Species of flowering plant

Caulanthus crassicaulis is a species of flowering plant in the family Brassicaceae known by the common name thickstem wild cabbage. It is native to the western United States where it is a member of the flora in sagebrush, woodland, and desert scrub habitats.
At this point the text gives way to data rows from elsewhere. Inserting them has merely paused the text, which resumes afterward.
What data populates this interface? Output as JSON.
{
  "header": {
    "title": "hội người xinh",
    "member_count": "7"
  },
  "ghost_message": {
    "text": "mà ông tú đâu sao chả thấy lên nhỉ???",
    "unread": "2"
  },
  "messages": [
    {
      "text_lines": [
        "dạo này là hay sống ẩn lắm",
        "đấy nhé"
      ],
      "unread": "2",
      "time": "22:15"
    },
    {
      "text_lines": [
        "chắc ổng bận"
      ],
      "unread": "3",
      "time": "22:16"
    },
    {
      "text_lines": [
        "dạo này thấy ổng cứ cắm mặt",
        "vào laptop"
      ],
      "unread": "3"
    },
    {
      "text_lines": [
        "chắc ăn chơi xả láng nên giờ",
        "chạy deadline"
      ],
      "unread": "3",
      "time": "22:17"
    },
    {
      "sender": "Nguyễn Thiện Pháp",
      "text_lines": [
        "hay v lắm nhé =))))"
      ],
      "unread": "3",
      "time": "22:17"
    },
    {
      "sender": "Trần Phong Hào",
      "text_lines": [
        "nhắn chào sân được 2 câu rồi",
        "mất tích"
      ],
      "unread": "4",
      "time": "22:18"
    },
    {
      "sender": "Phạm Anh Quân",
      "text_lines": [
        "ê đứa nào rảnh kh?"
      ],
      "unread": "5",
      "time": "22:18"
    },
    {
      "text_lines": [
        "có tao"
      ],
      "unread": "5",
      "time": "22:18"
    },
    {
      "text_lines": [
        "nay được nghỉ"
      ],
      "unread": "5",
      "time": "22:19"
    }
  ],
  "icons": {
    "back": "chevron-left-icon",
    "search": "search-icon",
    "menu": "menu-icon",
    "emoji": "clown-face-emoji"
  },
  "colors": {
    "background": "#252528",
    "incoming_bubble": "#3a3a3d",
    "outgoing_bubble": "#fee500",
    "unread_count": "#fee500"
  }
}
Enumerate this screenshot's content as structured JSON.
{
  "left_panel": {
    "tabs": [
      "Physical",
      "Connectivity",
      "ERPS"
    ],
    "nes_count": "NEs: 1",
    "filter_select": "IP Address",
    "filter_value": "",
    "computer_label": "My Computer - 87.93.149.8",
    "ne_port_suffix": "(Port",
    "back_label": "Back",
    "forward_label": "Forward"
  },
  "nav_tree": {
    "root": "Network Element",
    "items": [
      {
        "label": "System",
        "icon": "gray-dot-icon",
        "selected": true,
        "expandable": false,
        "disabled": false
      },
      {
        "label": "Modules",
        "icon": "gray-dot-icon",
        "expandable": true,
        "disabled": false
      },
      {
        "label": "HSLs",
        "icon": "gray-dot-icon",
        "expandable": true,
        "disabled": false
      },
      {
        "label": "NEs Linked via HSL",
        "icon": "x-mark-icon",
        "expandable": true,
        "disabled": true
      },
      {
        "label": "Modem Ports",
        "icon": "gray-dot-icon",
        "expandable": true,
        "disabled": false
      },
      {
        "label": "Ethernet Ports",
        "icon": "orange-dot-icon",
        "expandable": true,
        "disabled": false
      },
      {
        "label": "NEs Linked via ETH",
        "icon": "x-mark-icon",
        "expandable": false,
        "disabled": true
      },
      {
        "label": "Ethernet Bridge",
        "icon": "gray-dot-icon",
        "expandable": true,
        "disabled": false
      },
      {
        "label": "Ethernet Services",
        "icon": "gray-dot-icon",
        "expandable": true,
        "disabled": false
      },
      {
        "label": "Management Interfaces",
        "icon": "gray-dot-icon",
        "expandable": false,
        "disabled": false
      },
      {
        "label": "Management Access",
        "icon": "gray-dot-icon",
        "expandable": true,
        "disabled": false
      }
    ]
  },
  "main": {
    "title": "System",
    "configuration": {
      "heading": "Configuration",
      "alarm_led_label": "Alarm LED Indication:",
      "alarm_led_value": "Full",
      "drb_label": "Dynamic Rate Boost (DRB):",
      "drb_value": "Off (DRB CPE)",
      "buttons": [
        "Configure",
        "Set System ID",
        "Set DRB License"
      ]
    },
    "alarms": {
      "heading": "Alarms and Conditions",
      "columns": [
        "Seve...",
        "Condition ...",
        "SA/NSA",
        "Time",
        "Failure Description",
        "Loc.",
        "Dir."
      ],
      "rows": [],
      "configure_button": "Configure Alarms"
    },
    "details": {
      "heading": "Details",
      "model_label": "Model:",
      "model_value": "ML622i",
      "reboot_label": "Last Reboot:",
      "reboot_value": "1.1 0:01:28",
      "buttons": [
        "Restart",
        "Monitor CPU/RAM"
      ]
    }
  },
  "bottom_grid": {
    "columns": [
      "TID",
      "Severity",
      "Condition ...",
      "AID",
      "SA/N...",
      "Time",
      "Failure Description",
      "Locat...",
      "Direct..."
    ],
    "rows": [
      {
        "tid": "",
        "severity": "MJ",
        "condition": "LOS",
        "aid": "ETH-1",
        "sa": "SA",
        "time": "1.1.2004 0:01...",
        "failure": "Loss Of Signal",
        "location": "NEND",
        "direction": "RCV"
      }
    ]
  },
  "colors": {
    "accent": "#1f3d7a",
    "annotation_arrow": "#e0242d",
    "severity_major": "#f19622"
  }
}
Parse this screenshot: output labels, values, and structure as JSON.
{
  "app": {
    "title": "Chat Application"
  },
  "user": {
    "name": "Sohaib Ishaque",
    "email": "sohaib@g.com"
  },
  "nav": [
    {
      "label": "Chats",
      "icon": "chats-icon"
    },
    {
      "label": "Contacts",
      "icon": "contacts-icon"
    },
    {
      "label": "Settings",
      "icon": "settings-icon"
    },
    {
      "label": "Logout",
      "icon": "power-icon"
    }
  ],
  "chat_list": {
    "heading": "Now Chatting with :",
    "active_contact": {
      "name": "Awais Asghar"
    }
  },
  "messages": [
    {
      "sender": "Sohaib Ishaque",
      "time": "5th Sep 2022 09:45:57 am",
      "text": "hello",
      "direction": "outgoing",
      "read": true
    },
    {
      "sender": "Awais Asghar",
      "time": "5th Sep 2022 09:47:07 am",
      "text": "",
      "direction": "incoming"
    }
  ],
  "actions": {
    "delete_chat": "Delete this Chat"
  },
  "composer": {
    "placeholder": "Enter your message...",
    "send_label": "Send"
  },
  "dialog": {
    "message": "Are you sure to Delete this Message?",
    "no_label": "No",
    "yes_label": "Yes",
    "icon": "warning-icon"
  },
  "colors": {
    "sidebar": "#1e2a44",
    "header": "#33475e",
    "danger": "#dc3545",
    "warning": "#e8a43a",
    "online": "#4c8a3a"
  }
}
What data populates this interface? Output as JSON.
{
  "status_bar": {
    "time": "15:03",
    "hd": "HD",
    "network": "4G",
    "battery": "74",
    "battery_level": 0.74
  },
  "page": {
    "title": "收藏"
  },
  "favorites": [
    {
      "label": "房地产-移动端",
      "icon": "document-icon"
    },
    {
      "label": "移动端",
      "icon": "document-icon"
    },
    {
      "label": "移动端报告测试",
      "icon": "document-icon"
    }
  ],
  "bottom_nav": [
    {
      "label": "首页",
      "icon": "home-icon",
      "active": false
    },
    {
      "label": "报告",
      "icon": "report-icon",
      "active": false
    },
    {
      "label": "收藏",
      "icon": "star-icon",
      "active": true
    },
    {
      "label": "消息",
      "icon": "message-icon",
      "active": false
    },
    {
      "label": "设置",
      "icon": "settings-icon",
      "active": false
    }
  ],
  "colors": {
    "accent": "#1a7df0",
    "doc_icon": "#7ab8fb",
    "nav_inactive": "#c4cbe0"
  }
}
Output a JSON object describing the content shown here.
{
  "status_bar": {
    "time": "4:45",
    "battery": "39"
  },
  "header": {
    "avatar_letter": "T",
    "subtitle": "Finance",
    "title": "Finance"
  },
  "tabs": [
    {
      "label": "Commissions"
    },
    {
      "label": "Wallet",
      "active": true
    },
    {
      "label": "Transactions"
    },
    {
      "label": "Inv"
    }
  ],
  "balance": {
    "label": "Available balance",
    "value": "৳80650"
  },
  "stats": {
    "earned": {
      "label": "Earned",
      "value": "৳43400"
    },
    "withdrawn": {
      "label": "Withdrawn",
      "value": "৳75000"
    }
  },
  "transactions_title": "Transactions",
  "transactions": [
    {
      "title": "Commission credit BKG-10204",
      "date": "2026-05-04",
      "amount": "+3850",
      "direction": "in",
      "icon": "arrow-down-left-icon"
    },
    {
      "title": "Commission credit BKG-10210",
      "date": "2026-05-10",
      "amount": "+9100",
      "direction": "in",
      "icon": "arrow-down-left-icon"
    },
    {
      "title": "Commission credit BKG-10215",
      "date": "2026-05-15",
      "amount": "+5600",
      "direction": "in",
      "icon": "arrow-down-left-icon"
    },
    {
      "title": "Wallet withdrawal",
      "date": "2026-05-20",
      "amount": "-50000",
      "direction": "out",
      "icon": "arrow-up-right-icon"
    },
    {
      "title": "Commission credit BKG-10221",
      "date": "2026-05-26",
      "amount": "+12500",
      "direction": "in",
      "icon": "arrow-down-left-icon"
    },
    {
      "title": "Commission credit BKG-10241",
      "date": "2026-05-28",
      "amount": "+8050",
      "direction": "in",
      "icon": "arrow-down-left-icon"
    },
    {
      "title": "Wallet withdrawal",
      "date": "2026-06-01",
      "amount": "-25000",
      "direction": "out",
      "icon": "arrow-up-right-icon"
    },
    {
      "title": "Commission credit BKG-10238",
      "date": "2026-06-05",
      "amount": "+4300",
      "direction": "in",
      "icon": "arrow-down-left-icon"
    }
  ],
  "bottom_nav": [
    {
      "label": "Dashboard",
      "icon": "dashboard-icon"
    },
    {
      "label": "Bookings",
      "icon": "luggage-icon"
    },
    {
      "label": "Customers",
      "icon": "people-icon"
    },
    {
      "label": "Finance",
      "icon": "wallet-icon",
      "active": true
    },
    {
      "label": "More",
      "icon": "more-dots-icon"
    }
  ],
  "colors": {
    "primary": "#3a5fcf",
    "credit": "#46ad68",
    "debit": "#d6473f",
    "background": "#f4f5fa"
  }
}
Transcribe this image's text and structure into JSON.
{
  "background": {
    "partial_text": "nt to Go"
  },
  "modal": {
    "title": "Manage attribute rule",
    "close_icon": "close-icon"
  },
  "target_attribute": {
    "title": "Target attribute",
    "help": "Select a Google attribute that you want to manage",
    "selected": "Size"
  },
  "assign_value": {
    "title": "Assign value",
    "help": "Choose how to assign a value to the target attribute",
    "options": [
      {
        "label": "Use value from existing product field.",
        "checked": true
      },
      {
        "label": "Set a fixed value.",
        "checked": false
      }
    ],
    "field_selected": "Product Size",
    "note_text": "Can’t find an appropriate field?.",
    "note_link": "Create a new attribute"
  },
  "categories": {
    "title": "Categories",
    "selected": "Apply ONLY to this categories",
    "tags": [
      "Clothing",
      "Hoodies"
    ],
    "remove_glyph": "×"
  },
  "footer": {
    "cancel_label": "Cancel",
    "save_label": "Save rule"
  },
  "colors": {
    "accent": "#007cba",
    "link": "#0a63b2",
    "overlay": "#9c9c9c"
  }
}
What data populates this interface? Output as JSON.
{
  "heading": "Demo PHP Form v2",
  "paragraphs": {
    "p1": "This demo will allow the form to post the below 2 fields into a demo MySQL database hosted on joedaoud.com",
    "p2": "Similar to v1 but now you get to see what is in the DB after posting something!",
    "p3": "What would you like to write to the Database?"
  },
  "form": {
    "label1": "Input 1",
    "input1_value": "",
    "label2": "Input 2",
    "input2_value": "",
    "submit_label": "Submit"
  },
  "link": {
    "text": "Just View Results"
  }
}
This is a perennial herb producing a stout, inflated stem from a woody caudex base. The leaves form a basal rosette and occur at intervals along the stem. They are broadly lance-shaped on the lower stem and much smaller and linear in shape higher up. They may have smooth, toothed, or deeply cut edges. The rounded flower has a coat of thick, pouched sepals which part at the flower tip to reveal narrow dark purple or brown petals. There are two varieties of this species: var. crassicaulis generally has hairy flowers, while var. glaber has hairless. The fruit is a long, thin silique which may approach 13 cm in length.